Former President Barack Obama wants television stations in South Carolina to stop airing a political ad that used his voice. The ad is a smear campaign against Obama’s former Vice President Joe Biden took his voice out of context to mislead viewers into believing that Obama is against Biden.
“Joe Biden promised to help our community,” the ad said, Deadline reported. “It was a lie. Here’s President Obama.” The ad then used Obama’s audio clip taken from his 1995 memoir “Dreams from My Father.”
What followed next is Obama’s voice as he read a quotation from a barber about Chicago's first black mayor, Harold Washington, according to USA Today. “Plantation politics,” the barber said as read by Obama. “Black people in the worst jobs.The worst housing. Police brutality rampant.

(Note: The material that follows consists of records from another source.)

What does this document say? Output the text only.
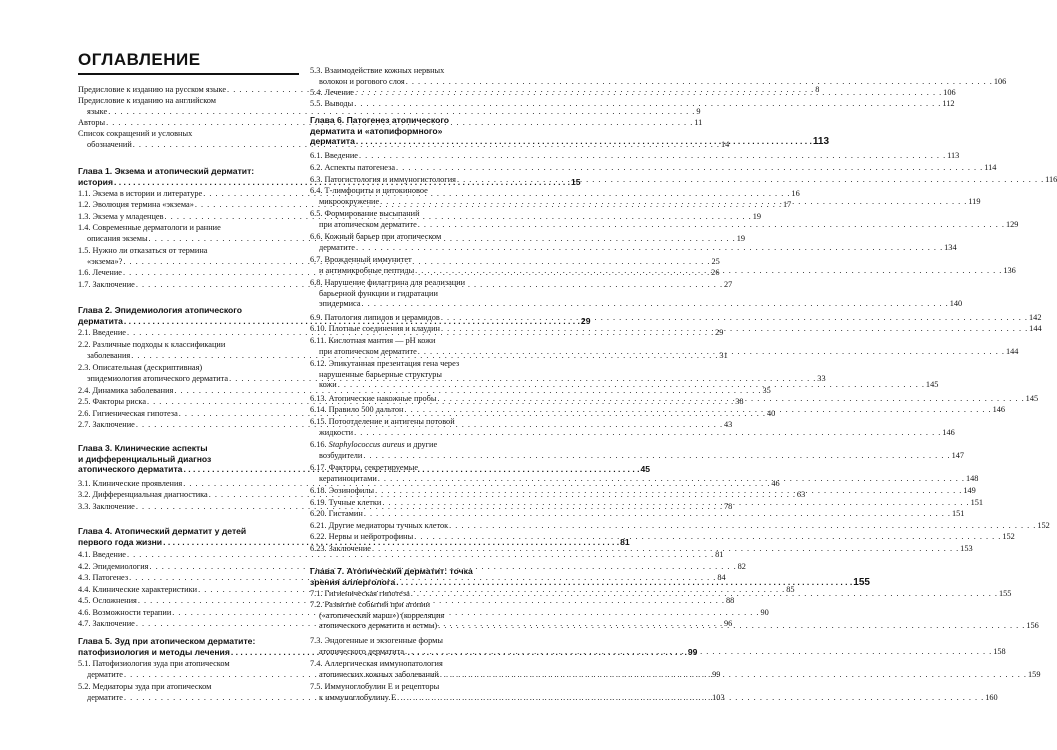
ОГЛАВЛЕНИЕ
Предисловие к изданию на русском языке . . .	8
Предисловие к изданию на английском
языке . . .	9
Авторы . . .	11
Список сокращений и условных
обозначений . . .	14
Глава 1. Экзема и атопический дерматит:
история . . .	15
1.1. Экзема в истории и литературе . . .	16
1.2. Эволюция термина «экзема» . . .	17
1.3. Экзема у младенцев . . .	19
1.4. Современные дерматологи и ранние
описания экземы . . .	19
1.5. Нужно ли отказаться от термина
«экзема»? . . .	25
1.6. Лечение . . .	26
1.7. Заключение . . .	27
Глава 2. Эпидемиология атопического
дерматита . . .	29
2.1. Введение . . .	29
2.2. Различные подходы к классификации
заболевания . . .	31
2.3. Описательная (дескриптивная)
эпидемиология атопического дерматита . . .	33
2.4. Динамика заболевания . . .	35
2.5. Факторы риска . . .	38
2.6. Гигиеническая гипотеза . . .	40
2.7. Заключение . . .	43
Глава 3. Клинические аспекты
и дифференциальный диагноз
атопического дерматита . . .	45
3.1. Клинические проявления . . .	46
3.2. Дифференциальная диагностика . . .	63
3.3. Заключение . . .	78
Глава 4. Атопический дерматит у детей
первого года жизни . . .	81
4.1. Введение . . .	81
4.2. Эпидемиология . . .	82
4.3. Патогенез . . .	84
4.4. Клинические характеристики . . .	85
4.5. Осложнения . . .	88
4.6. Возможности терапии . . .	90
4.7. Заключение . . .	96
Глава 5. Зуд при атопическом дерматите:
патофизиология и методы лечения . . .	99
5.1. Патофизиология зуда при атопическом
дерматите . . .	99
5.2. Медиаторы зуда при атопическом
дерматите . . .	103
5.3. Взаимодействие кожных нервных
волокон и рогового слоя . . .	106
5.4. Лечение . . .	106
5.5. Выводы . . .	112
Глава 6. Патогенез атопического
дерматита и «атопиформного»
дерматита . . .	113
6.1. Введение . . .	113
6.2. Аспекты патогенеза . . .	114
6.3. Патогистология и иммуногистология . . .	116
6.4. Т-лимфоциты и цитокиновое
микроокружение . . .	119
6.5. Формирование высыпаний
при атопическом дерматите . . .	129
6.6. Кожный барьер при атопическом
дерматите . . .	134
6.7. Врожденный иммунитет
и антимикробные пептиды . . .	136
6.8. Нарушение филаггрина для реализации
барьерной функции и гидратации
эпидермиса . . .	140
6.9. Патология липидов и церамидов . . .	142
6.10. Плотные соединения и клаудин . . .	144
6.11. Кислотная мантия — рН кожи
при атопическом дерматите . . .	144
6.12. Эпикутанная презентация гена через
нарушенные барьерные структуры
кожи . . .	145
6.13. Атопические накожные пробы . . .	145
6.14. Правило 500 дальтон . . .	146
6.15. Потоотделение и антигены потовой
жидкости . . .	146
6.16. Staphylococcus aureus и другие
возбудители . . .	147
6.17. Факторы, секретируемые
кератиноцитами . . .	148
6.18. Эозинофилы . . .	149
6.19. Тучные клетки . . .	151
6.20. Гистамин . . .	151
6.21. Другие медиаторы тучных клеток . . .	152
6.22. Нервы и нейротрофины . . .	152
6.23. Заключение . . .	153
Глава 7. Атопический дерматит: точка
зрения аллерголога . . .	155
7.1. Гигиеническая гипотеза . . .	155
7.2. Развитие событий при атопии
(«атопический марш») (корреляция
атопического дерматита и астмы) . . .	156
7.3. Эндогенные и экзогенные формы
атопического дерматита . . .	158
7.4. Аллергическая иммунопатология
атопических кожных заболеваний . . .	159
7.5. Иммуноглобулин E и рецепторы
к иммуноглобулину E . . .	160
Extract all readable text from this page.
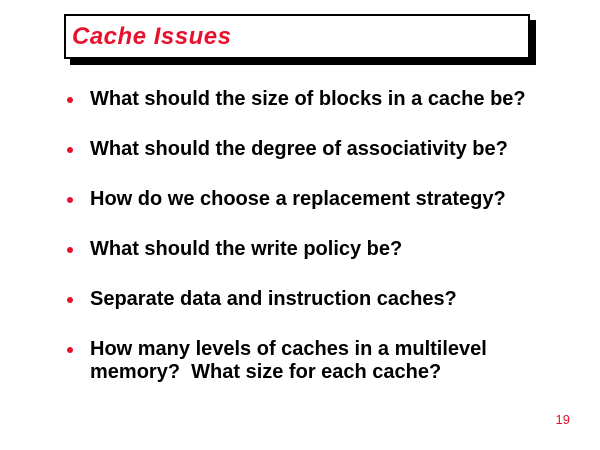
Cache Issues
What should the size of blocks in a cache be?
What should the degree of associativity be?
How do we choose a replacement strategy?
What should the write policy be?
Separate data and instruction caches?
How many levels of caches in a multilevel
memory?  What size for each cache?
19
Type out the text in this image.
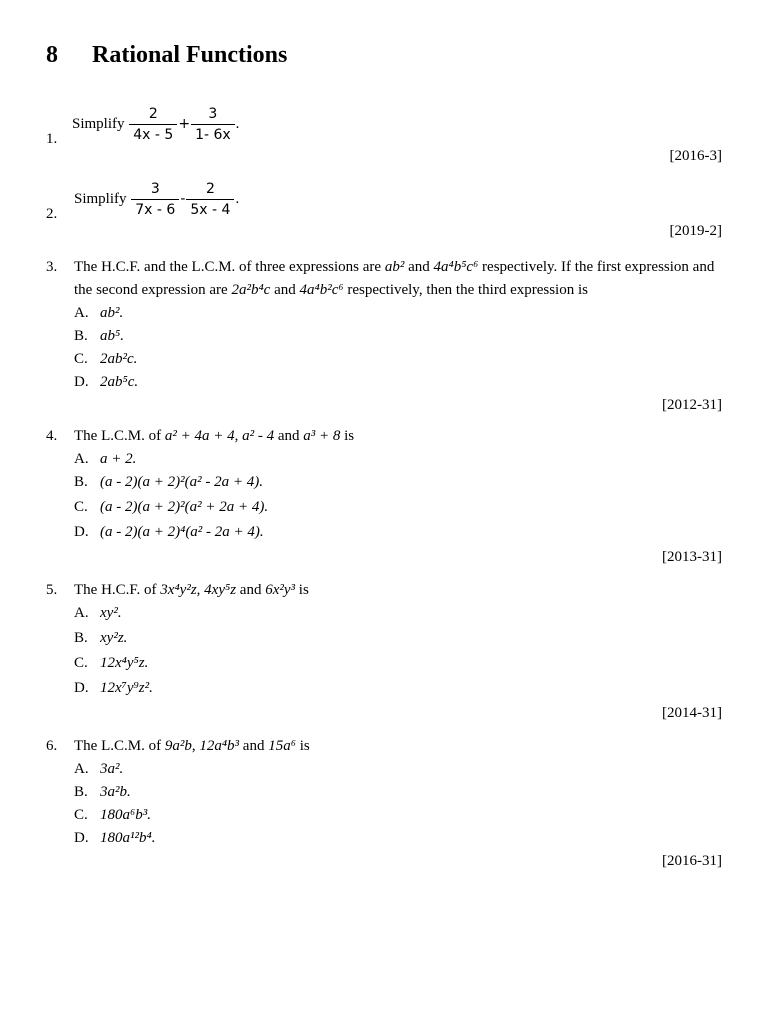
8 Rational Functions
1.
Simplify $\frac{2}{4x - 5} + \frac{3}{1- 6x}$ .
[2016-3]
2.
Simplify $\frac{3}{7x - 6} - \frac{2}{5x - 4}$ .
[2019-2]
3. The H.C.F. and the L.C.M. of three expressions are ab² and 4a⁴b⁵c⁶ respectively. If the first expression and the second expression are 2a²b⁴c and 4a⁴b²c⁶ respectively, then the third expression is
A. ab².
B. ab⁵.
C. 2ab²c.
D. 2ab⁵c.
[2012-31]
4. The L.C.M. of a² + 4a + 4, a² - 4 and a³ + 8 is
A. a + 2.
B. (a - 2)(a + 2)²(a² - 2a + 4).
C. (a - 2)(a + 2)²(a² + 2a + 4).
D. (a - 2)(a + 2)⁴(a² - 2a + 4).
[2013-31]
5. The H.C.F. of 3x⁴y²z, 4xy⁵z and 6x²y³ is
A. xy².
B. xy²z.
C. 12x⁴y⁵z.
D. 12x⁷y⁹z².
[2014-31]
6. The L.C.M. of 9a²b, 12a⁴b³ and 15a⁶ is
A. 3a².
B. 3a²b.
C. 180a⁶b³.
D. 180a¹²b⁴.
[2016-31]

But when the so-called black committeemen came around election time, we’d all line up and vote the straight Democratic ticket. Sell our souls for a Christmas turkey.”
However, the ad led viewers to believe that Obama was talking about Biden. “Enough. Joe Biden won’t represent us, defend us, or help us. Don’t believe Biden’s empty promises,” the ad concluded.
The ad came from the Committee to Defend the President. It went on to air at the local CBS affiliates in South Carolina before the Democratic debate in Charleston.
“[T]his despicable ad is straight out of the Republican disinformation playbook, and it’s clearly designed to suppress turnout among minority voters in South Carolina by taking President Obama’s voice out of context and twisting his words to mislead viewers,” Obama’s spokesperson, Katie Hill, said in a statement.
Obama want’s the ad taken down as well. “In the interest of truth in advertising, we are calling on TV stations to take this ad down and stop playing into the hands of bad actors who seek to sow division and confusion among the electorate,” Hill added.
While Obama has a lot of friends competing for the Democrat nomination, he prefers not to endorse anyone in particular “He believes that in order for Democrats to be successful this fall, voters must choose their nominee," Hill said.